Now let's take the second derivative with respect to \(x\)

\[ \frac{\partial^2 y}{\partial x^2} = -k^2 A \cos(\omega t -kx + \phi) = -k^2 y \]

\[ \frac{\partial^2 y}{\partial x^2} = -k^2 \Re Ae^{i\phi} e^{i(\omega t -kx)} = -k^2 y \]

So the force acting on each little piece of the rope is inversely proportional to its height. This makes sense, when a part of the rope goes above \(y=0\) it needs a restoring force back to \(y=0\) and vice versa. We've come across \(k\) before, in springs. In many ways this constant is analogous. It certainly is a constant that describes the same kind of restoring force.
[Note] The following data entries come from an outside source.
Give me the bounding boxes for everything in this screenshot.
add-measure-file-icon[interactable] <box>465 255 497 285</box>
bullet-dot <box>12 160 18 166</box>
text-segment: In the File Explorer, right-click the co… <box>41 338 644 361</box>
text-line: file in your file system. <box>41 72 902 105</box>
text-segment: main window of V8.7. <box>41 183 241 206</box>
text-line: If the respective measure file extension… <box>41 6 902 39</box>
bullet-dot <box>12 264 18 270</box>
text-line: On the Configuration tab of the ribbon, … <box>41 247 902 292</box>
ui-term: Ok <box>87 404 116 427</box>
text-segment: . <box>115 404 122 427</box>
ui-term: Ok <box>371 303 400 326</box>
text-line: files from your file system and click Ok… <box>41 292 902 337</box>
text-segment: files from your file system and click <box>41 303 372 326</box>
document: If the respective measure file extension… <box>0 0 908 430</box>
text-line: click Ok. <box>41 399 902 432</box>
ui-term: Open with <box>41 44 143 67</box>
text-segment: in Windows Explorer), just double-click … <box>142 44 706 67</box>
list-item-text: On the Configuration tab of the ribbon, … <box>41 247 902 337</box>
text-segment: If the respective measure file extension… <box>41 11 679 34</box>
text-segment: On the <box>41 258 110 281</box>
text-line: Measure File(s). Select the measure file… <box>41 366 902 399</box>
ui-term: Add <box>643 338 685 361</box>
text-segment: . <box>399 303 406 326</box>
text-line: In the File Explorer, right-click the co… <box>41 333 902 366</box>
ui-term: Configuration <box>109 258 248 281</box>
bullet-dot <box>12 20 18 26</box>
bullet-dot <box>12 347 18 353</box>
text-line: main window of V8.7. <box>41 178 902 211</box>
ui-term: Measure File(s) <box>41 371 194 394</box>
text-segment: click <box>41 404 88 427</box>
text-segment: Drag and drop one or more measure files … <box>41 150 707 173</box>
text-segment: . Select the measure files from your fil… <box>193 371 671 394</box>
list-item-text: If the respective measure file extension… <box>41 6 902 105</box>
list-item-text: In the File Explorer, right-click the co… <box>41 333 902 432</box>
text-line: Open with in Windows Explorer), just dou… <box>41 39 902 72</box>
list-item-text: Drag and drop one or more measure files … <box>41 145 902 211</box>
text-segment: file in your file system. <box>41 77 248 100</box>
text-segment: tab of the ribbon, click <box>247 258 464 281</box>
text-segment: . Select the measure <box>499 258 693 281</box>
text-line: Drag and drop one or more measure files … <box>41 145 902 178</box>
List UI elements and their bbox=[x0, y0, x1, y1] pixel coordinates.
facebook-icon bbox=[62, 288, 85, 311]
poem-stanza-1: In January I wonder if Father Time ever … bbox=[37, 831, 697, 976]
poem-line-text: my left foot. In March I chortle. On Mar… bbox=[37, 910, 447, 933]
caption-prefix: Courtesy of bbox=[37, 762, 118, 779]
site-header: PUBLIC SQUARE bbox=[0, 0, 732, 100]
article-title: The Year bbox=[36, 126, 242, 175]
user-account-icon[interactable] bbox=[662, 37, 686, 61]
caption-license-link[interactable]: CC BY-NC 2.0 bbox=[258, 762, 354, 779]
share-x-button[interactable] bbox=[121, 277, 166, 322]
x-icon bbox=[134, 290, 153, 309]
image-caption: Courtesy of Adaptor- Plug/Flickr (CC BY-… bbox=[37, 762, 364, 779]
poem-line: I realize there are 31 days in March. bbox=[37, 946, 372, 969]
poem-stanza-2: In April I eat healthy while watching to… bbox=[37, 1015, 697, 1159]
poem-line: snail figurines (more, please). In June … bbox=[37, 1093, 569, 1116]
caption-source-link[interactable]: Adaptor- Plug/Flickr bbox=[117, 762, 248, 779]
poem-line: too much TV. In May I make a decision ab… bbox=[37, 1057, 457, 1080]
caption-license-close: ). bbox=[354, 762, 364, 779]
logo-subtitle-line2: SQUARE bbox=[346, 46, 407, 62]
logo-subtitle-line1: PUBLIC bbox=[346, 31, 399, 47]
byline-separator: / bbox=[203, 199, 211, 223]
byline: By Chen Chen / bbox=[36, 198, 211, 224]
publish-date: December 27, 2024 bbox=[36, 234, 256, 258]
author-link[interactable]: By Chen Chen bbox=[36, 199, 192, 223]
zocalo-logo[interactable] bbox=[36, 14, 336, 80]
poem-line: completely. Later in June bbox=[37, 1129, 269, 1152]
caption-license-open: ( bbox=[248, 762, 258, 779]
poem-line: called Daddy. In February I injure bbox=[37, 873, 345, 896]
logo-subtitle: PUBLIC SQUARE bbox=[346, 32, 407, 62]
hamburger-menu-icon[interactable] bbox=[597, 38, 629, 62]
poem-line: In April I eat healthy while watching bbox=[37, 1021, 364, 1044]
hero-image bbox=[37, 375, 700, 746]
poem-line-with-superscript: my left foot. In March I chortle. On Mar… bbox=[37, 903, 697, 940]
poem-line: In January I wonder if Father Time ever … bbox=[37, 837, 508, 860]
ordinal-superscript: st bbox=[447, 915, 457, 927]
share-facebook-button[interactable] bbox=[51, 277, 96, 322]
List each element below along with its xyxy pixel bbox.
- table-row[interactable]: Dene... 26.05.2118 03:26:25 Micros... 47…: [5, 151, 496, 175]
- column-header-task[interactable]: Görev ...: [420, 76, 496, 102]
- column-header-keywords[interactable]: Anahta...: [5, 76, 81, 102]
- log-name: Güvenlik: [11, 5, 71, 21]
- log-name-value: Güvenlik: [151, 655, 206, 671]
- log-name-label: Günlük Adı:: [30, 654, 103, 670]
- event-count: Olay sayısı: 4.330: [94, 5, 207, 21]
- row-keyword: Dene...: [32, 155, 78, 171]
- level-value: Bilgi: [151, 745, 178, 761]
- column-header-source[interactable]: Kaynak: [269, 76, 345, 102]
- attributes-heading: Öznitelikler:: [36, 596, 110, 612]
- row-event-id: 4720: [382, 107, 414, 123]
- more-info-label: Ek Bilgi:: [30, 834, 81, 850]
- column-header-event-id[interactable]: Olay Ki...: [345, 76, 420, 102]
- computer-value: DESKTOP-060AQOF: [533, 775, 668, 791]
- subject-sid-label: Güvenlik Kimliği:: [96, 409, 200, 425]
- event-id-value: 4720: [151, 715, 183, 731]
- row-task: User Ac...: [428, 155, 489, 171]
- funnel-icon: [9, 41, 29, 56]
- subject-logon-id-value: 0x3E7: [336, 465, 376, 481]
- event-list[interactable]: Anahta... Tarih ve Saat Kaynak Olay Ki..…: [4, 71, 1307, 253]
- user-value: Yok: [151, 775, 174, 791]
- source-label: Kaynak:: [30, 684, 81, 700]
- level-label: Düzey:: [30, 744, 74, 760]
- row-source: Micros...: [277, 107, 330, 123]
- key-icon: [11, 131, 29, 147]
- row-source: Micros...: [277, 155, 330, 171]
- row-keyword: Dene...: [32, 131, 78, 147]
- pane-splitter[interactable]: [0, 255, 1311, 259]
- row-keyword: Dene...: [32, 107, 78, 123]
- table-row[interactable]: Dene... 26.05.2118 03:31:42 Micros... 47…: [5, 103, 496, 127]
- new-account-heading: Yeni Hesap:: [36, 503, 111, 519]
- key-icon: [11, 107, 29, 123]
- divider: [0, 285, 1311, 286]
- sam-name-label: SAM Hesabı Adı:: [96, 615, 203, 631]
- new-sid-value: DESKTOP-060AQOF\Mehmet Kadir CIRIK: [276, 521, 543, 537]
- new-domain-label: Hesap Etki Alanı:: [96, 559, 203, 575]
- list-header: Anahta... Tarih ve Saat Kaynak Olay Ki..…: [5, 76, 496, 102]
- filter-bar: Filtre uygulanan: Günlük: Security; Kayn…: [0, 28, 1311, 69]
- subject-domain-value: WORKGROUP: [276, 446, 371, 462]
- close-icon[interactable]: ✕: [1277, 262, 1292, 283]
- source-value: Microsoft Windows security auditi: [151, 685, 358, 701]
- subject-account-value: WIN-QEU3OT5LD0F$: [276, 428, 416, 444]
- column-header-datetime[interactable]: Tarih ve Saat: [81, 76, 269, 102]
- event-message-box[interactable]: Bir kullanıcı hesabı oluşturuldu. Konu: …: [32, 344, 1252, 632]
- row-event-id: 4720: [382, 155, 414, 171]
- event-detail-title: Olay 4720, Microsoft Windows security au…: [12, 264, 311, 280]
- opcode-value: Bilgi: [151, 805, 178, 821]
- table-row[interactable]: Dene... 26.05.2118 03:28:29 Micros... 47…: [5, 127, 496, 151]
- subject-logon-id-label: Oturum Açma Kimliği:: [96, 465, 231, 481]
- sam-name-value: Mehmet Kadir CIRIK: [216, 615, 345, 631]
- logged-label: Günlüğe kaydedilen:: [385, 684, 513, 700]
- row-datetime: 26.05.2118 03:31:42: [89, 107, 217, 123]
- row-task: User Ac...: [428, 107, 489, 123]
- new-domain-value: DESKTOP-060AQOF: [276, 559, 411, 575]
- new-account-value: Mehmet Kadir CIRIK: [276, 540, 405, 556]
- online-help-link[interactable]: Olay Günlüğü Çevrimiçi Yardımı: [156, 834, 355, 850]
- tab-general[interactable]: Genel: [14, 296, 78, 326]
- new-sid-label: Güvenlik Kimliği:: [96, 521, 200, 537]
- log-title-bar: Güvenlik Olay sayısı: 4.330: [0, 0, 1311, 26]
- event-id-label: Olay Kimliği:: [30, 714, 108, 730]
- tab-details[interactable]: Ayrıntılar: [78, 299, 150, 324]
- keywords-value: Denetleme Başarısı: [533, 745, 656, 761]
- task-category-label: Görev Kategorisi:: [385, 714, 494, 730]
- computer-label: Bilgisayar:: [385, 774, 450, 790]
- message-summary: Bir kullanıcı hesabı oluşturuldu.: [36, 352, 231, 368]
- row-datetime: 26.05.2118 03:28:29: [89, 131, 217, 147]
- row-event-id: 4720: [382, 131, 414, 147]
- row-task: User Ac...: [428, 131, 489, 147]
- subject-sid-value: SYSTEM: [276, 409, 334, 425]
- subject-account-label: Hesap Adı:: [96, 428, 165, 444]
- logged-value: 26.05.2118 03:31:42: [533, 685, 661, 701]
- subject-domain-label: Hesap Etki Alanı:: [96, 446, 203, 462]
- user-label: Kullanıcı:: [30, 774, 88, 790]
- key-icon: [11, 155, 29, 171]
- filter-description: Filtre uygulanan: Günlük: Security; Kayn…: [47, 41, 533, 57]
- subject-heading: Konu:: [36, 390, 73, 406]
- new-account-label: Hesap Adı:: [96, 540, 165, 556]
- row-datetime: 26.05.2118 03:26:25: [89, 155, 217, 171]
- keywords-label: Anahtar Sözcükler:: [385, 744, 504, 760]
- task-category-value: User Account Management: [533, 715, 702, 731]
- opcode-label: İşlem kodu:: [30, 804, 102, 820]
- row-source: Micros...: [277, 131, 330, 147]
Now, let's do another partial differentiation - this time \(\frac{\partial y}{\partial t}\)

\[ \frac{\partial y}{\partial t} = - \omega A \sin(\omega t - kx + \phi) = \omega i \Re A e^{i\phi} e^{i(\omega t - kx)} \]

Now, this situation is like taking a tiny piece of the rope, ignoring the rest of the rope, and then watching it move up and down in time. So, \(\frac{\partial y}{\partial t}\) is telling you about the velocity of each tiny piece of rope.

Consider now the second derivative with respect to time

\[ \frac{\partial^2 y}{\partial t^2} = -\omega^2 A \cos(\omega t - kx + \phi) = -\omega^2 y \]

\[ \frac{\partial^2 y}{\partial t^2} = -\omega^2 \Re A e^{i\phi} e^{i(\omega t -kx)} = -\omega^2 y \]

So this is telling us about the acceleration of each tiny piece of rope. Again, this shouldn't be a surprise to us by now - we've come across acceleration as related to the angular frequency.